Before the House Judiciary Committee even thought about the word "impeachment." Before anybody had heard the words "Saturday Night Massacre." There was what President Richard Milhous Nixon's spokesman Ronald Ziegler called a "third-rate burglary."
The facts about the June 17, 1972, burglary are well-known: Five men connected to Nixon's Committee to Re-elect the President (CREEP) were caught breaking into the Democratic National Headquarters at the Watergate office building in Washington. Their mission: bug the office and take pictures of documents.
It was at that moment that the word "Watergate" entered America's lexicon, and a scandal was born that would bring down a president of the United States. During the next two years, Americans would become familiar with the names of key players, names like Peter Rodino, chairman of the House Judiciary Committee.
It was Rodino's committee — 21 Democrats and 17 Republicans — that would formally conduct impeachment proceedings in the Watergate crisis.
The House Judiciary Committee started a preliminary investigation 10 days after the Oct. 20, 1973 "Saturday Night Massacre." That's when Attorney General Elliot Richardson and Deputy Attorney General William Ruckelshaus both resigned after refusing Nixon's order to fire special counsel Archibald Cox.
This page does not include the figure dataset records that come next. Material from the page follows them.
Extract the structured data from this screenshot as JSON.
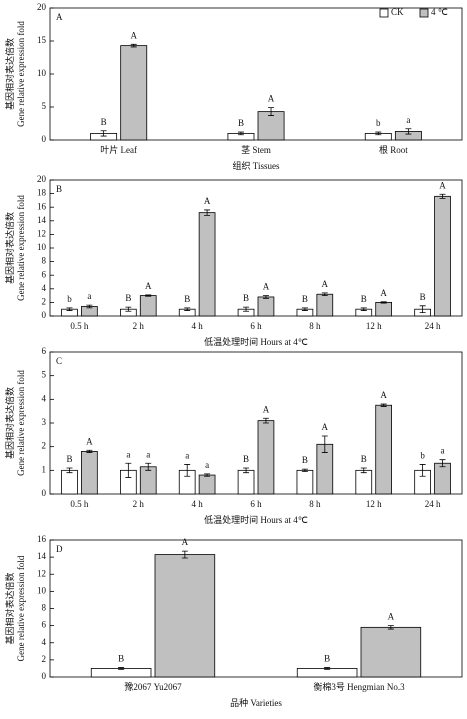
{
  "chart_data": [
    {
      "type": "bar",
      "panel": "A",
      "ylabel_cn": "基因相对表达倍数",
      "ylabel_en": "Gene relative expression fold",
      "xlabel": "组织 Tissues",
      "categories": [
        "叶片 Leaf",
        "茎 Stem",
        "根 Root"
      ],
      "ylim": [
        0,
        20
      ],
      "yticks": [
        0,
        5,
        10,
        15,
        20
      ],
      "series": [
        {
          "name": "CK",
          "color": "#ffffff",
          "values": [
            1,
            1,
            1
          ],
          "errors": [
            0.4,
            0.2,
            0.2
          ],
          "letters": [
            "B",
            "B",
            "b"
          ]
        },
        {
          "name": "4 ℃",
          "color": "#c0c0c0",
          "values": [
            14.3,
            4.3,
            1.3
          ],
          "errors": [
            0.2,
            0.6,
            0.4
          ],
          "letters": [
            "A",
            "A",
            "a"
          ]
        }
      ]
    },
    {
      "type": "bar",
      "panel": "B",
      "ylabel_cn": "基因相对表达倍数",
      "ylabel_en": "Gene relative expression fold",
      "xlabel": "低温处理时间 Hours at 4℃",
      "categories": [
        "0.5 h",
        "2 h",
        "4 h",
        "6 h",
        "8 h",
        "12 h",
        "24 h"
      ],
      "ylim": [
        0,
        20
      ],
      "yticks": [
        0,
        2,
        4,
        6,
        8,
        10,
        12,
        14,
        16,
        18,
        20
      ],
      "series": [
        {
          "color": "#ffffff",
          "values": [
            1,
            1,
            1,
            1,
            1,
            1,
            1
          ],
          "errors": [
            0.2,
            0.3,
            0.2,
            0.3,
            0.2,
            0.2,
            0.5
          ],
          "letters": [
            "b",
            "B",
            "B",
            "B",
            "B",
            "B",
            "B"
          ]
        },
        {
          "color": "#c0c0c0",
          "values": [
            1.4,
            3.0,
            15.2,
            2.8,
            3.2,
            2.0,
            17.6
          ],
          "errors": [
            0.2,
            0.1,
            0.4,
            0.2,
            0.2,
            0.1,
            0.3
          ],
          "letters": [
            "a",
            "A",
            "A",
            "A",
            "A",
            "A",
            "A"
          ]
        }
      ]
    },
    {
      "type": "bar",
      "panel": "C",
      "ylabel_cn": "基因相对表达倍数",
      "ylabel_en": "Gene relative expression fold",
      "xlabel": "低温处理时间 Hours at 4℃",
      "categories": [
        "0.5 h",
        "2 h",
        "4 h",
        "6 h",
        "8 h",
        "12 h",
        "24 h"
      ],
      "ylim": [
        0,
        6
      ],
      "yticks": [
        0,
        1,
        2,
        3,
        4,
        5,
        6
      ],
      "series": [
        {
          "color": "#ffffff",
          "values": [
            1,
            1,
            1,
            1,
            1,
            1,
            1
          ],
          "errors": [
            0.1,
            0.3,
            0.25,
            0.1,
            0.05,
            0.1,
            0.25
          ],
          "letters": [
            "B",
            "a",
            "a",
            "B",
            "B",
            "B",
            "b"
          ]
        },
        {
          "color": "#c0c0c0",
          "values": [
            1.8,
            1.15,
            0.8,
            3.1,
            2.1,
            3.75,
            1.3
          ],
          "errors": [
            0.05,
            0.15,
            0.05,
            0.1,
            0.35,
            0.05,
            0.15
          ],
          "letters": [
            "A",
            "a",
            "a",
            "A",
            "A",
            "A",
            "a"
          ]
        }
      ]
    },
    {
      "type": "bar",
      "panel": "D",
      "ylabel_cn": "基因相对表达倍数",
      "ylabel_en": "Gene relative expression fold",
      "xlabel": "品种 Varieties",
      "categories": [
        "豫2067 Yu2067",
        "衡棉3号 Hengmian No.3"
      ],
      "ylim": [
        0,
        16
      ],
      "yticks": [
        0,
        2,
        4,
        6,
        8,
        10,
        12,
        14,
        16
      ],
      "series": [
        {
          "color": "#ffffff",
          "values": [
            1,
            1
          ],
          "errors": [
            0.1,
            0.1
          ],
          "letters": [
            "B",
            "B"
          ]
        },
        {
          "color": "#c0c0c0",
          "values": [
            14.3,
            5.8
          ],
          "errors": [
            0.4,
            0.2
          ],
          "letters": [
            "A",
            "A"
          ]
        }
      ]
    }
  ]
}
The committee's work took a more ominous direction in 1974.
Key dates? Feb. 6: The House voted 410-4 for a resolution providing power and money to the judiciary committee to investigate whether sufficient grounds existed to impeach Richard Nixon.
What followed was seven months of hearings, many behind closed doors. The committee's work was called a "witch hunt" and a "kangaroo court" by Nixon's staunchest supporters. It also produced 27 notebooks full of facts, according to former members.
April 30: The White House releases more than 1,200 pages of edited transcripts of the Nixon tapes from the Oval Office, but the committee demanded the originals. May 9: The committee's investigation phase ends and impeachment proceedings begin. It was time to debate and write articles of impeachment and eventually vote.
July 25: Rep. Barbara Jordan delivered one of the more powerful speeches during the deliberations: "My faith in the Constitution is whole, it is complete, it is total, and I am not going to sit here and be an idle spectator to the diminution, the subversion, the destruction of the Constitution."
July 27: The committee passed the first of three articles of impeachment — obstruction of justice.
Here's how Time described the moment: "The room was silent, and so, in a sense, was a watching nation. One by one, the strained and solemn faces of the 38 members of the House Judiciary Committee were focused on by the television cameras. One by one, their names were called. One by one, they cast the most momentous vote of their political lives, or of any representative of the American people in a century."
The vote: 27-11.
July 29: The committee passed the second article of impeachment — abuse of power. The vote: 28-10.
July 30: Approval of the third and final article of impeachment — defiance of subpoenas. The vote: 21-17.
Aug. 8: Nixon resigns. The crisis was over.